Tuesday, 05/18/2004 9:18:36 PM

Tuesday, May 18, 2004 9:18:36 PM

Post# of 53795
Probably no reverse.

The stock is diluting, as we all know, to pay of debt, but:

either the dilution will slow,
or the same dilution will pay off more debt.

If the company has a fast profit, then the dilution can end quickly, leaving about 55Mil shares.

For example: If the stock goes above $1, due to having a break even quater, then the next 5M dilutions will clear the most urgent debts (over 50%).

With more likely perfomance, you could expect that in 2 years, there will be about 60M shares, and less than 6M debt.

If sales continue to grow, they could exceed 15M per year.

Profit excluding debt interest at about 25-30% of sales = 4 Mil.

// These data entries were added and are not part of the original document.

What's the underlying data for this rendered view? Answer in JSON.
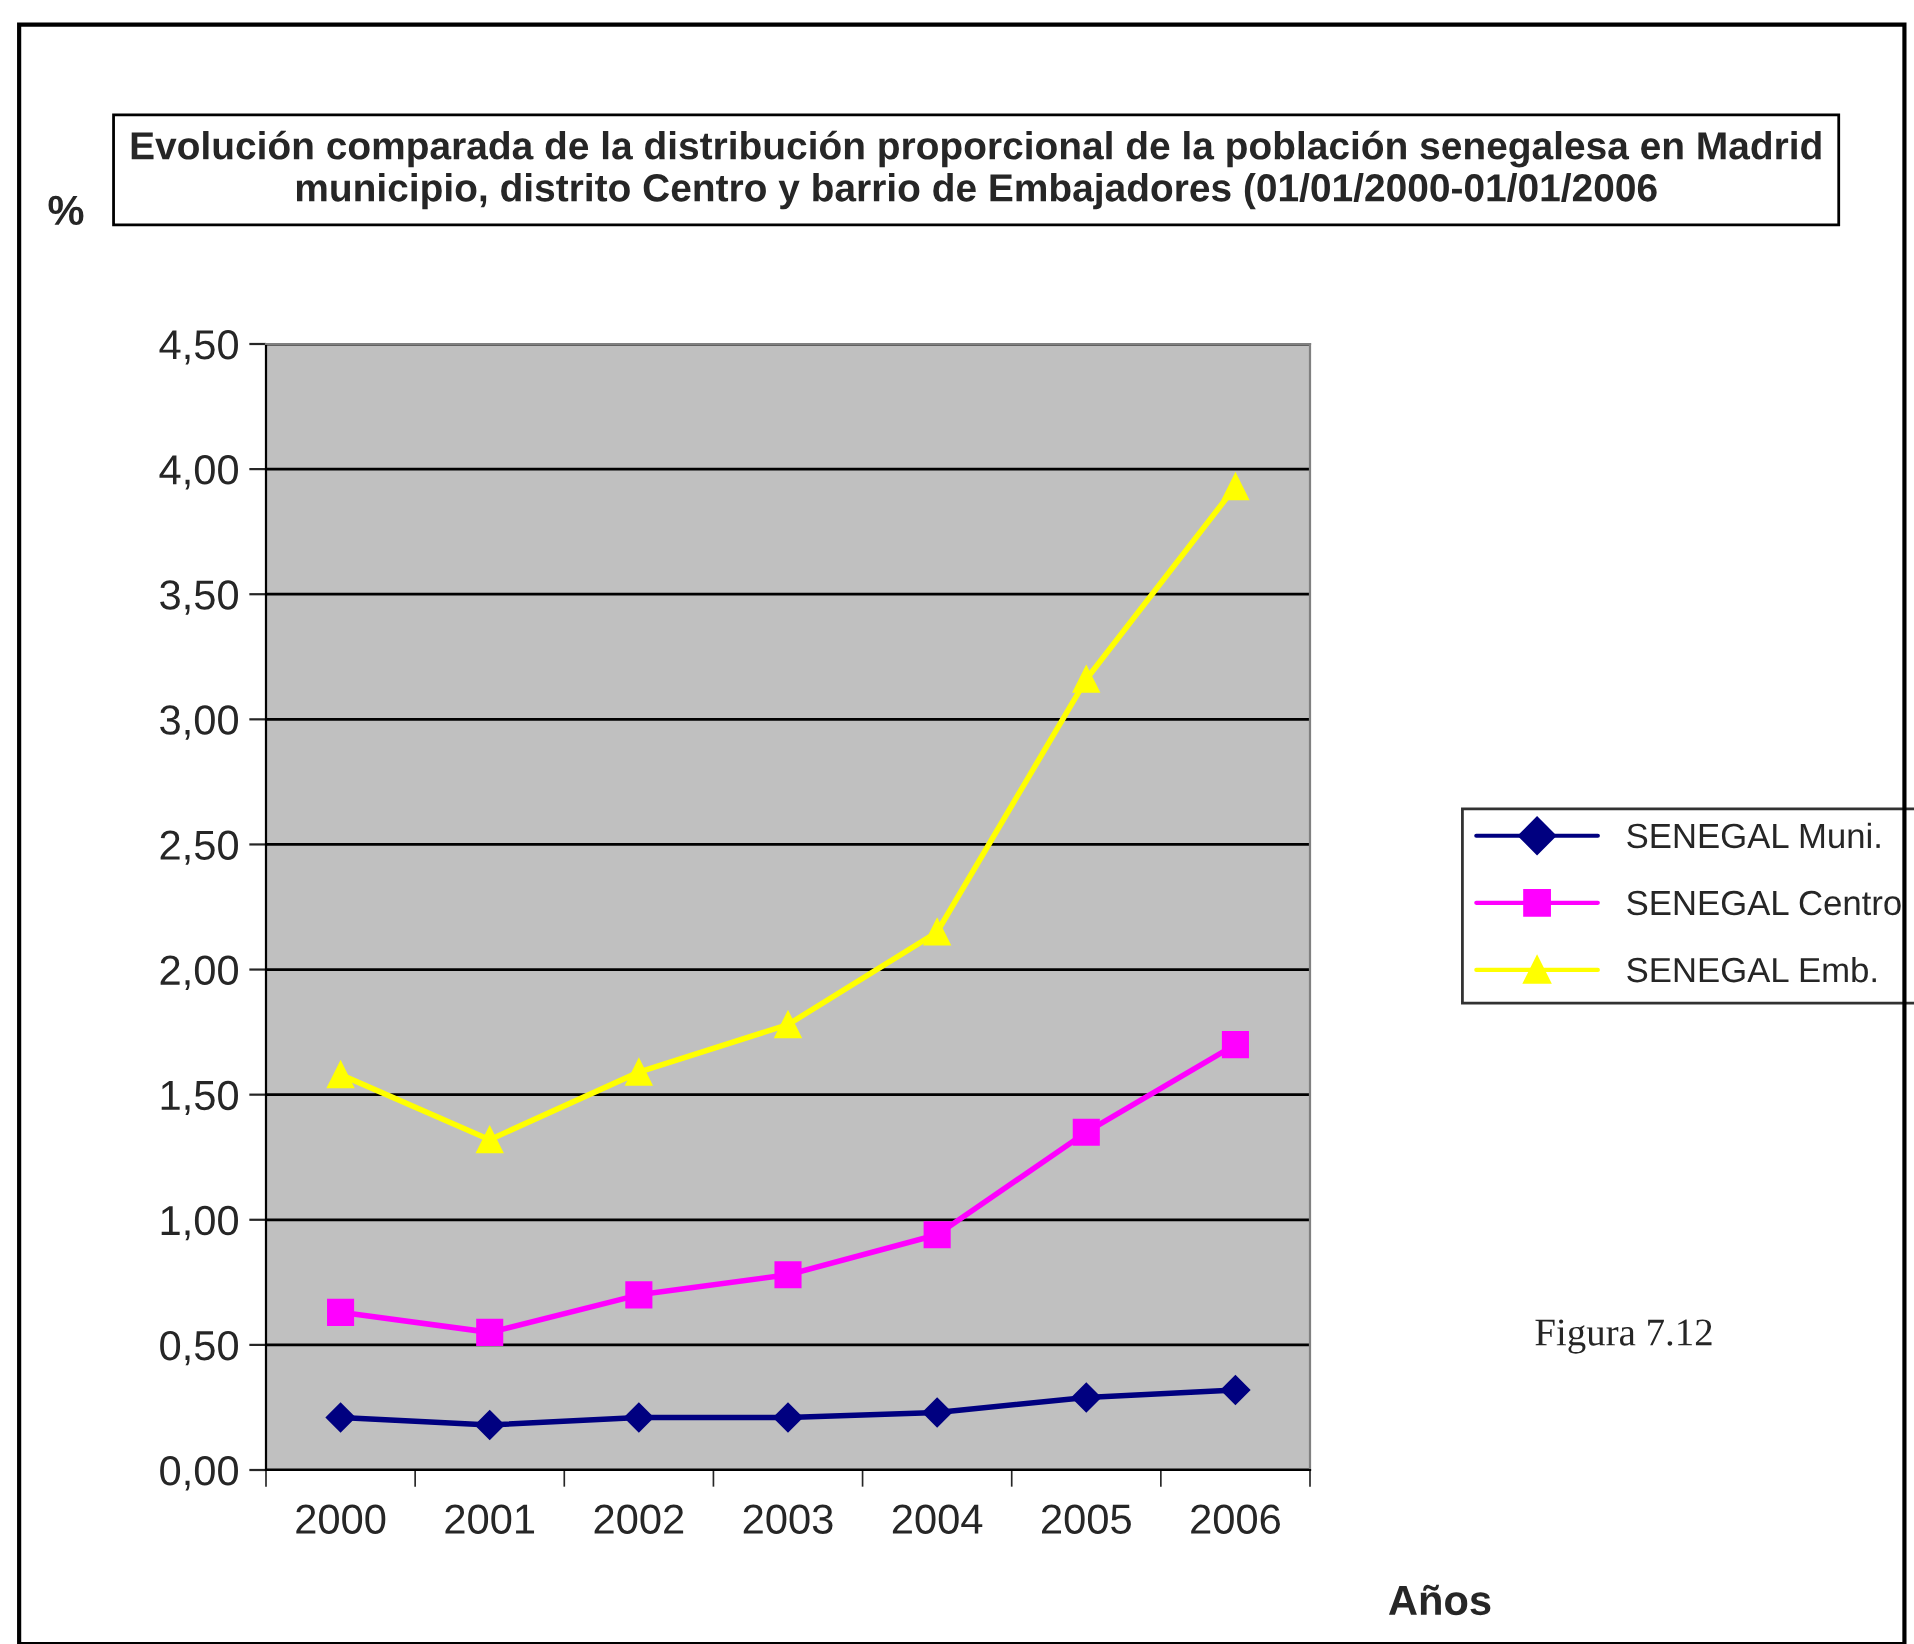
{
  "chart_data": {
    "type": "line",
    "title": "Evolución comparada de la distribución proporcional de la población senegalesa en Madrid municipio, distrito Centro y barrio de Embajadores (01/01/2000-01/01/2006",
    "ylabel": "%",
    "xlabel": "Años",
    "categories": [
      "2000",
      "2001",
      "2002",
      "2003",
      "2004",
      "2005",
      "2006"
    ],
    "series": [
      {
        "name": "SENEGAL Muni.",
        "color": "#000080",
        "marker": "diamond",
        "values": [
          0.21,
          0.18,
          0.21,
          0.21,
          0.23,
          0.29,
          0.32
        ]
      },
      {
        "name": "SENEGAL Centro",
        "color": "#ff00ff",
        "marker": "square",
        "values": [
          0.63,
          0.55,
          0.7,
          0.78,
          0.94,
          1.35,
          1.7
        ]
      },
      {
        "name": "SENEGAL Emb.",
        "color": "#ffff00",
        "marker": "triangle",
        "values": [
          1.58,
          1.32,
          1.59,
          1.78,
          2.15,
          3.16,
          3.93
        ]
      }
    ],
    "ylim": [
      0,
      4.5
    ],
    "yticks": [
      {
        "value": 0,
        "label": "0,00"
      },
      {
        "value": 0.5,
        "label": "0,50"
      },
      {
        "value": 1,
        "label": "1,00"
      },
      {
        "value": 1.5,
        "label": "1,50"
      },
      {
        "value": 2,
        "label": "2,00"
      },
      {
        "value": 2.5,
        "label": "2,50"
      },
      {
        "value": 3,
        "label": "3,00"
      },
      {
        "value": 3.5,
        "label": "3,50"
      },
      {
        "value": 4,
        "label": "4,00"
      },
      {
        "value": 4.5,
        "label": "4,50"
      }
    ],
    "grid": "y",
    "legend": "right",
    "line_style": "solid",
    "annotations": [
      "Figura 7.12"
    ]
  }
}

At $1 price, that gives 60/4 which is a PE of 15, so $2 price (PE 30) is not unreal.

But: to get to $4, thats a PE of 60.

to get to $4 price, assuming a few years later all debt is paid, they need to increase revenue above 15, increase profitability above my estimate, buy back stock or show continued strong expansion.

I don't know if the Dutchess can be repurchased at a discount (have to read the small print).

Still there are a number of measures available other than reverse split.

So: I don't think the dilution is that bad, and I don't think the reverse is likely, but it's tough out there, and they just may need to do this to get the per share price above $4.